The ContentMine Scraping Stack: Literature-scale Content Mining with Community-maintained Collections of Declarative Scrapers

Richard Smith-Unna and Peter Murray-Rust
University of Cambridge
{rds45, pm286}@cam.ac.uk

doi:10.1045/november14-smith-unna

Abstract

Successfully mining scholarly literature at scale is inhibited by technical and political barriers that have been only partially addressed by publishers' application programming interfaces (APIs). Many of those APIs have restrictions that inhibit data mining at scale, and while only some publishers actually provide APIs, almost all publishers make their content available on the web. Current web technologies should make it possible to harvest and mine the scholarly literature regardless of the source of publication, and without using specialised programmatic interfaces controlled by each publisher. Here we describe the tools developed to address this challenge as part of the ContentMine project.

1. Introduction

The need to mine content from the scholarly literature at scale is inhibited by technical and political barriers. Publishers have partially addressed this by providing application programming interfaces (APIs). However, we observe that many publisher APIs come with restrictions that inhibit data mining at scale, and that while only a few publishers provide APIs, almost all publishers make their content available on the web. With current web technologies it should be possible to harvest and mine the entire scholarly literature as it is published, regardless of the source of publication, and without using specialised programmatic interfaces controlled by each publisher. To address this challenge as part of the ContentMine project we developed the following tools:

We will demonstrate the use of this stack for scraping the scholarly literature.

2. Software description

2.1 scraperJSON

We defined a new JSON schema, scraperJSON, to enable declarative scraping of structured data from many different sites without duplicating code. A scraperJSON scraper minimally defines the url(s) to which it applies and the set of elements that it can extract. Elements can be extracted by CSS, XPath, or using the Open Annotation standard, and can be post-processed using regular expression capture groups.

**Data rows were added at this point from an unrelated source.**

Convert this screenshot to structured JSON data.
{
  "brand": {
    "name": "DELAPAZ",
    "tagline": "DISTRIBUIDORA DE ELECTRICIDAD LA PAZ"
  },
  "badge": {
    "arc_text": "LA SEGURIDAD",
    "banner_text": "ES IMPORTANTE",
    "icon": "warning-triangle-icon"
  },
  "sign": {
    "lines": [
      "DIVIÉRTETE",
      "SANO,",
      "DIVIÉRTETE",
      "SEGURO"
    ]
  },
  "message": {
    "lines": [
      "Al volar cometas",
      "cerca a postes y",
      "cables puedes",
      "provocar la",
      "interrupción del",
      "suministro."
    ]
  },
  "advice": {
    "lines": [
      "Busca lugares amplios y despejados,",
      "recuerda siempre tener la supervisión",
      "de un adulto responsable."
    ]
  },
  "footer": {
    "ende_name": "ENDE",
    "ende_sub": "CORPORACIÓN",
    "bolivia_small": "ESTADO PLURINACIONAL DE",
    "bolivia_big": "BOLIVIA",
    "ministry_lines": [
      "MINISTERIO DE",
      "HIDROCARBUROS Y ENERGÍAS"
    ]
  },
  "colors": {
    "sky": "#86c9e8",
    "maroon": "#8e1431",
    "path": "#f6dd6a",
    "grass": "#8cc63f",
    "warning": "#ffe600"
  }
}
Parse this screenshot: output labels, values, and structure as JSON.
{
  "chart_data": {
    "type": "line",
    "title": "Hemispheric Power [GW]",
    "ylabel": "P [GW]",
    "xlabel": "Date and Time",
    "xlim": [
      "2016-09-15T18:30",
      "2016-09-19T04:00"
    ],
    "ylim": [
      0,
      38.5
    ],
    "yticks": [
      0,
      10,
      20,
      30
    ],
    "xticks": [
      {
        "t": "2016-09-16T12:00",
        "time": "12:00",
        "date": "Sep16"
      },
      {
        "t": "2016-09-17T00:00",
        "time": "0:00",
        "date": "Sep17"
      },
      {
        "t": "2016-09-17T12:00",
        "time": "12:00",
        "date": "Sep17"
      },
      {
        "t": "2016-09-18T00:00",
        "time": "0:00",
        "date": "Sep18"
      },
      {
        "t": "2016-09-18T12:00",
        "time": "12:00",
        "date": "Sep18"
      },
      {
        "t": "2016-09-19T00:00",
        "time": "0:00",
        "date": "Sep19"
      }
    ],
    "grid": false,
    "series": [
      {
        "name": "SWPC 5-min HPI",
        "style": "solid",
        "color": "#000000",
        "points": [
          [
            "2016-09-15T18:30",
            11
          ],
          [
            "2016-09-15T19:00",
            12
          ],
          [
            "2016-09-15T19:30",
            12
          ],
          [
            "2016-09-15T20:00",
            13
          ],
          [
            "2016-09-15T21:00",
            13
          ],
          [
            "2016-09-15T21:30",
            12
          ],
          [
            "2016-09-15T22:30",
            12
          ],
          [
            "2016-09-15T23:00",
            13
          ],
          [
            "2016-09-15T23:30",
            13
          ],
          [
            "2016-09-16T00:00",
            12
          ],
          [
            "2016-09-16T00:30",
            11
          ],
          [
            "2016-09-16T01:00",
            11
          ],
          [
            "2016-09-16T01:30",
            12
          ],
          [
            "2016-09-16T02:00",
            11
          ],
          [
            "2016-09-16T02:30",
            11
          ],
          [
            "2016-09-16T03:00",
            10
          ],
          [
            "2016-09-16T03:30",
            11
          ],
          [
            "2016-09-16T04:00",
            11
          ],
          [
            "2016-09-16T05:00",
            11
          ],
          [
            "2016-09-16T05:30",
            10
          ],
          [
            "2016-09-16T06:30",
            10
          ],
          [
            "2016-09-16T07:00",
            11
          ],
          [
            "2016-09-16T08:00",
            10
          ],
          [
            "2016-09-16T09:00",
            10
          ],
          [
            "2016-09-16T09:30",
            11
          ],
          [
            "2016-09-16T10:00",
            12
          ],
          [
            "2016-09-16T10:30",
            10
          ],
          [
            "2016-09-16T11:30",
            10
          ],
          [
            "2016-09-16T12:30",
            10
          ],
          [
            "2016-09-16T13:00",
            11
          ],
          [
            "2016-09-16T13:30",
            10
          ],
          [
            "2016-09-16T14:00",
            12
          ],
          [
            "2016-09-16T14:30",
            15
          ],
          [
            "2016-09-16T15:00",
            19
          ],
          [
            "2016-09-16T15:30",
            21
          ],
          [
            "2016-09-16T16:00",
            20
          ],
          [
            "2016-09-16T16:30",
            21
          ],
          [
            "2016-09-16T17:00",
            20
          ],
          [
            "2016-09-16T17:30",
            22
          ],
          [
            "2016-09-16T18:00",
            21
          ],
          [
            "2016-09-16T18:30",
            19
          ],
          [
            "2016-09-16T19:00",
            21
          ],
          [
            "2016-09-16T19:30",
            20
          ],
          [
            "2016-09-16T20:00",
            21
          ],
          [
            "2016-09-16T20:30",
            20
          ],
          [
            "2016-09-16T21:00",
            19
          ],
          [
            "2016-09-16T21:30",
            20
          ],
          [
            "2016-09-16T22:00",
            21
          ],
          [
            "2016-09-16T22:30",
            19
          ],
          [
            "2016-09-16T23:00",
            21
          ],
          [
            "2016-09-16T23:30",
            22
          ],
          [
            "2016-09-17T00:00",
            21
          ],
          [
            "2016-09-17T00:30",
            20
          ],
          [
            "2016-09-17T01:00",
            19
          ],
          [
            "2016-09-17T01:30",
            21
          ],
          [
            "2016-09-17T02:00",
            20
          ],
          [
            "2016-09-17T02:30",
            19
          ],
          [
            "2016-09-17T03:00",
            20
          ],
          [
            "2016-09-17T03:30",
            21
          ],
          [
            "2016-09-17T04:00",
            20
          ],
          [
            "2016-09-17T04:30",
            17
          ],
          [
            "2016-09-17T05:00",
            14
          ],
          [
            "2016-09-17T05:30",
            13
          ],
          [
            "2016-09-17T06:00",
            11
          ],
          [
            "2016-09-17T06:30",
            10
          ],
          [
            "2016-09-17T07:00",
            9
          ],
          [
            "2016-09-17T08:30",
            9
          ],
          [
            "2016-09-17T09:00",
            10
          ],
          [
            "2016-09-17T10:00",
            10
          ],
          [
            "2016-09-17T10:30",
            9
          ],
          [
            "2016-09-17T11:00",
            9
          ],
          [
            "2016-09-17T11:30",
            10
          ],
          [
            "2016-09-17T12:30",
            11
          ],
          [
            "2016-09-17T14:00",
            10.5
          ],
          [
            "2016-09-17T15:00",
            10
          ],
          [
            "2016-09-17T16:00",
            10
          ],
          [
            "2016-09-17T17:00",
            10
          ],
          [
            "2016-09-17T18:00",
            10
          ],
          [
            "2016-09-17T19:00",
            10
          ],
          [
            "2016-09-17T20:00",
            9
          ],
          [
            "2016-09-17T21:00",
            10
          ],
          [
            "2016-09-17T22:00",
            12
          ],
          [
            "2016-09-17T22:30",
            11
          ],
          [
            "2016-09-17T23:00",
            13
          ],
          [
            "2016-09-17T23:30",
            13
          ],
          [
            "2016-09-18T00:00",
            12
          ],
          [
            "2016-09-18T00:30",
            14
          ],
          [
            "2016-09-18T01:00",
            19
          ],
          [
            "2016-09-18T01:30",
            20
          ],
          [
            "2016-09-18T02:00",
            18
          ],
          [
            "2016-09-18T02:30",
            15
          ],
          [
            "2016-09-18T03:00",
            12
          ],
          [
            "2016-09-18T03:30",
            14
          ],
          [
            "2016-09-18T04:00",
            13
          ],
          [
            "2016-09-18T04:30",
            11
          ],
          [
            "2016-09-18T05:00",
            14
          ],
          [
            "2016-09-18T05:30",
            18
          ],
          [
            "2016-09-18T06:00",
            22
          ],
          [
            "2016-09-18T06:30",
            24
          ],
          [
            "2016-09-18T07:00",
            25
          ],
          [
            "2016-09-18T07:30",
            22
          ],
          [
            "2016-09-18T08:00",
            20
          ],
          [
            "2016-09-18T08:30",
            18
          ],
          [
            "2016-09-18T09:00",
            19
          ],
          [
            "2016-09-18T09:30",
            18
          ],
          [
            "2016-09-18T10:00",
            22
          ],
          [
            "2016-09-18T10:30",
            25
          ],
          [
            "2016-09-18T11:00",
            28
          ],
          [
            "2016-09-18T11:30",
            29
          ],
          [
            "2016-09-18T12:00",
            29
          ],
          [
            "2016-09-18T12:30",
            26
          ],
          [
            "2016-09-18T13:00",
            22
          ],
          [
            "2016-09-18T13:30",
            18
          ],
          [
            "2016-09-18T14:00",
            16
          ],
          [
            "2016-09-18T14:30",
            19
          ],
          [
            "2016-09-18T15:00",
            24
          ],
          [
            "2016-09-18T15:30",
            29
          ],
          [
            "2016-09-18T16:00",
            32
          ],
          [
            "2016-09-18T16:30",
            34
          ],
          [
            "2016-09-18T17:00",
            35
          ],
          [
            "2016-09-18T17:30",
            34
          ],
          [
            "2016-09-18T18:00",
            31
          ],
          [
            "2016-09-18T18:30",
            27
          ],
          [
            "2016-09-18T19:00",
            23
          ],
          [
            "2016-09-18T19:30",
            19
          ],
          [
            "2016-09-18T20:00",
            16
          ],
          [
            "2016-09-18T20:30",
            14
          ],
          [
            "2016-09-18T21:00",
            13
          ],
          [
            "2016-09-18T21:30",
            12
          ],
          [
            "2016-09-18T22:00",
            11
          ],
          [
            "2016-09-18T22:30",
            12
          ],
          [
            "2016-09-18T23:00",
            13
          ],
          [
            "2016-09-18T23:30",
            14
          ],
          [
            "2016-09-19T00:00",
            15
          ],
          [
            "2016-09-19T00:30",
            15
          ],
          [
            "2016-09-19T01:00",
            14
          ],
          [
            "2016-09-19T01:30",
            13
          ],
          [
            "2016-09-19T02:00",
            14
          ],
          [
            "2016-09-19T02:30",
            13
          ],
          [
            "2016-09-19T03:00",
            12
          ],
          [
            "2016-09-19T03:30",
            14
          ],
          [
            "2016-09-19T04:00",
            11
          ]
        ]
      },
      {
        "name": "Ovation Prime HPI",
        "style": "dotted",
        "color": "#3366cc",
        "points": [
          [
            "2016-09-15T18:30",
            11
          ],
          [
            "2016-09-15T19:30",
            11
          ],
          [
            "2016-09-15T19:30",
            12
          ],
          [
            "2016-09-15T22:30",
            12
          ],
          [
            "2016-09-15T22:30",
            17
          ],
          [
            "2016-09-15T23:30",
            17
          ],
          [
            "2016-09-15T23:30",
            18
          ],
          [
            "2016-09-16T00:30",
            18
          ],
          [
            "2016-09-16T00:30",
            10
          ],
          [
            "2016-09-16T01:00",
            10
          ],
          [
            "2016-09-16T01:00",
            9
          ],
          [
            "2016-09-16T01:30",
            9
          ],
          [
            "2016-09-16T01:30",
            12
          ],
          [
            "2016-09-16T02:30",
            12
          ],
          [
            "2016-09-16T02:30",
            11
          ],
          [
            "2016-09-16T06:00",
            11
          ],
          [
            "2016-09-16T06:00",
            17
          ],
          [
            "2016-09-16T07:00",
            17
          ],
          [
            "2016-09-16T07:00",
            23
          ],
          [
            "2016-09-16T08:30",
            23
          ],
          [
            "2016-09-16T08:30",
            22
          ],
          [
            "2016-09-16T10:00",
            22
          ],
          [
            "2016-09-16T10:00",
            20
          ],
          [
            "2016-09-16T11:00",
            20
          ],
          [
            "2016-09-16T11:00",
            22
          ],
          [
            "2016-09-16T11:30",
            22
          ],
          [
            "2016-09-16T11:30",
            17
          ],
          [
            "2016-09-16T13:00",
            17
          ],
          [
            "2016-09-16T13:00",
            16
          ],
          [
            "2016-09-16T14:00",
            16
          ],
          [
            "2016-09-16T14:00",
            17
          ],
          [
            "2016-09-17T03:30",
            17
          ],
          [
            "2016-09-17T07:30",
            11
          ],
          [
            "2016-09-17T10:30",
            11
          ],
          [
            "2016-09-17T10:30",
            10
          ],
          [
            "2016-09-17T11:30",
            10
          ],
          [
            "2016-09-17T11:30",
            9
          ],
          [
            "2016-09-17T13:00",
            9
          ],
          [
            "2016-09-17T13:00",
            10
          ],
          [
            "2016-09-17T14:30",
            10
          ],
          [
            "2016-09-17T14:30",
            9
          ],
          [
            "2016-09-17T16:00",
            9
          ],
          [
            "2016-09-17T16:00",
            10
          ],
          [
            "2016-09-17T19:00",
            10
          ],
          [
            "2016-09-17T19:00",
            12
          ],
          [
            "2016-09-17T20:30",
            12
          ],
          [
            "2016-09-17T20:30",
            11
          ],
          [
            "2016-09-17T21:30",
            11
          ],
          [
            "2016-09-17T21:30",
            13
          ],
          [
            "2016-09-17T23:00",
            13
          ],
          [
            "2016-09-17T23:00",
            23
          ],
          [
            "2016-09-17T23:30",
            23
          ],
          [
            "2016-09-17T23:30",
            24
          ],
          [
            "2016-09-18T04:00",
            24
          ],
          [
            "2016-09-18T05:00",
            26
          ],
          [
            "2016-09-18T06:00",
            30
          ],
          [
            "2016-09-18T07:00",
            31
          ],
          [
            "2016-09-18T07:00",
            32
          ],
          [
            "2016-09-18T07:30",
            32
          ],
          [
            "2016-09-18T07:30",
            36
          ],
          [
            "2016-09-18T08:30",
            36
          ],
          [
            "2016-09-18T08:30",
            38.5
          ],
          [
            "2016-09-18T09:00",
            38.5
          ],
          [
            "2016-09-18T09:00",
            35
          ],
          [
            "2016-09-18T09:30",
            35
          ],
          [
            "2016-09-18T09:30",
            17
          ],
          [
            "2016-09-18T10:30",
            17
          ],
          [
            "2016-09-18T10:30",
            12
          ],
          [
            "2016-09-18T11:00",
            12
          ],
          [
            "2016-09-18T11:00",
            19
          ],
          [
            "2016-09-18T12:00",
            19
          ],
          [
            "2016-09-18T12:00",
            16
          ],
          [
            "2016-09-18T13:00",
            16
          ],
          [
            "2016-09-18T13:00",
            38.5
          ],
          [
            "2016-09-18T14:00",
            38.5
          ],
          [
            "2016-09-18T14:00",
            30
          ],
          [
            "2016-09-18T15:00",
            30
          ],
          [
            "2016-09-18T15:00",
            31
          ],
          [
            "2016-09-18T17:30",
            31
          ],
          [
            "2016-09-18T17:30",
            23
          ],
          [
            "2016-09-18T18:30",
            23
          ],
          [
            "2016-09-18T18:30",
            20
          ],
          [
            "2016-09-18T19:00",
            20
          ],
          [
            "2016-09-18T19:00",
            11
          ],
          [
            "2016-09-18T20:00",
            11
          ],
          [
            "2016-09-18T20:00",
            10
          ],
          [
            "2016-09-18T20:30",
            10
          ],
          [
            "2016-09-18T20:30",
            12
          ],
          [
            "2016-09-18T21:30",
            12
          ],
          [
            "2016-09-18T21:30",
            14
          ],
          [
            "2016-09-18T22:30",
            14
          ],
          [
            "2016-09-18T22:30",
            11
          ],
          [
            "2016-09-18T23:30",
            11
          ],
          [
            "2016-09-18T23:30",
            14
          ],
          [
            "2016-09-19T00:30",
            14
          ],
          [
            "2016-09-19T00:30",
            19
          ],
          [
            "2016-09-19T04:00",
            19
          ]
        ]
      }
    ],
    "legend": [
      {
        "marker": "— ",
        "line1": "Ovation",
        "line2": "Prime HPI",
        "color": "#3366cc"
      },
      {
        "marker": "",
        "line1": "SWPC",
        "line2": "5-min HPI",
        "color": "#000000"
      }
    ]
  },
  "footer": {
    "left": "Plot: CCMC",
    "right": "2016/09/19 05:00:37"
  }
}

We chose to use JSON as the data format because it is widely supported and is the natural data format of JavaScript, in which our web apps and scraping software are written (via Node.js).

The declarative approach enables building tools to enable non-programmers to create and maintain scrapers. This is prohibitively difficult with existing scraper collections, such as that used by the open source reference-manager Zotero.

To our knowledge, only one open-source declarative scraping system, libKrake, exists. However, this software seems to no longer be maintained and did not support many of the features we require, such as simulated interactions and file downloads.

Many modern websites do not specify their content in the raw HTML served when a URL is visited, but lazy-load the content, for example by making AJAX calls. These loading events are triggered by user interactions such as scrolling and clicking. To enable to scraping of full content, we therefore added to scraperJSON the ability to specify a list of predefined user interactions.

The structure of the scraperJSON elements object defines the structure of the results. Thus, each key in the elements of the scraper will be reflected as a key in the elements of the results. Elements can contain other elements, so that the results of the child elements are grouped into objects reflecting the structure of the parent element. This allows powerful capture of structured data representing entities and their properties, such as the name, affiliation and email of an author.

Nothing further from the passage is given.